By a three-to-one vote, regulators approved Express Scripts' plan to purchase Medco, ending an eight-month inquiry into whether the deal would stifle competition in the pharmacy benefits industry.

Bloomberg: Express Scripts, Medco Win Approval For $29 Billion Deal
Express Scripts Inc. (ESRX)'s $29.1 billion bid for rival drug benefit manager Medco Health Solutions Inc. (MHS) won unconditional approval from U.S. antitrust regulators, clearing the way for the biggest manager of prescription-drug benefits for corporate and government clients. The FTC's decision, which was approved by a three-to-one vote of the commissioners, enables St. Louis-based Express Scripts to complete the purchase of Medco of Franklin Lakes, New Jersey. The FTC said its eight-month investigation "revealed a competitive market for pharmacy benefit management services characterized by numerous, vigorous competitors who are expanding and winning business from traditional market leaders," in an e-mailed statement (Forden and Bliss, 4/2).

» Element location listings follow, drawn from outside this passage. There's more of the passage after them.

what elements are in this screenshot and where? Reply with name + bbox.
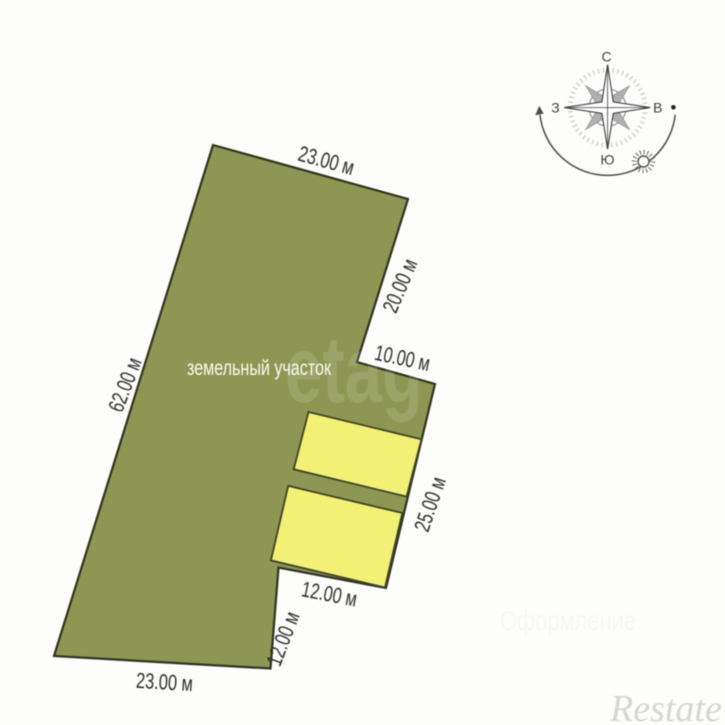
svg-text:Restate: Restate bbox=[609, 688, 722, 725]
svg-text:земельный участок: земельный участок bbox=[187, 357, 332, 380]
svg-text:Ю: Ю bbox=[600, 152, 614, 168]
svg-text:Оформление: Оформление bbox=[500, 605, 636, 636]
svg-text:В: В bbox=[653, 100, 662, 116]
svg-text:С: С bbox=[602, 49, 612, 65]
svg-text:З: З bbox=[551, 100, 559, 116]
svg-text:23.00 м: 23.00 м bbox=[135, 668, 193, 696]
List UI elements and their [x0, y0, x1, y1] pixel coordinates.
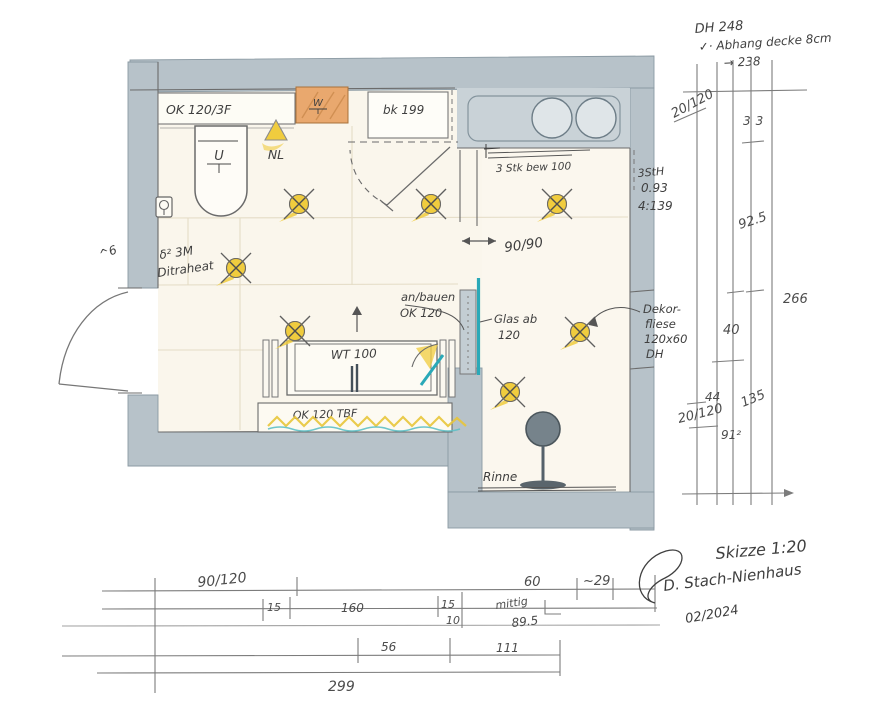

The New York Times: FTC Approves Express Scripts-Medco Deal
Regulators have given their blessing for Express Scripts to buy Medco Health Solutions, the final hurdle in a $29 billion deal that has created the nation’s largest pharmacy benefits provider. The Federal Trade Commission voted 3-1 to approve the acquisition on Monday, ending an eight-month inquiry into whether the deal would stifle competition in the pharmacy benefits industry. The agency’s approval marks the closing of one of the largest deals of 2011, and one that was subjected to a bevy of antitrust concerns (Roose, 4/2).

The Hill: Federal Regulators Approve Pharmacy Benefit Manager Merger Despite Congressional Objections
Federal antitrust regulators on Monday approved a $29 billion merger creating the nation's largest manager of prescription drug benefits despite widespread congressional objections. Express Scripts and Medco Health Solutions immediately announced the completion of their merger after the Federal Trade Commission gave its approval. More than 80 members of Congress, lobbied by pharmacies in their districts, have weighed in against the merger and  raised concerns that it could lead to fewer choices for consumers (Pecquet, 4/2).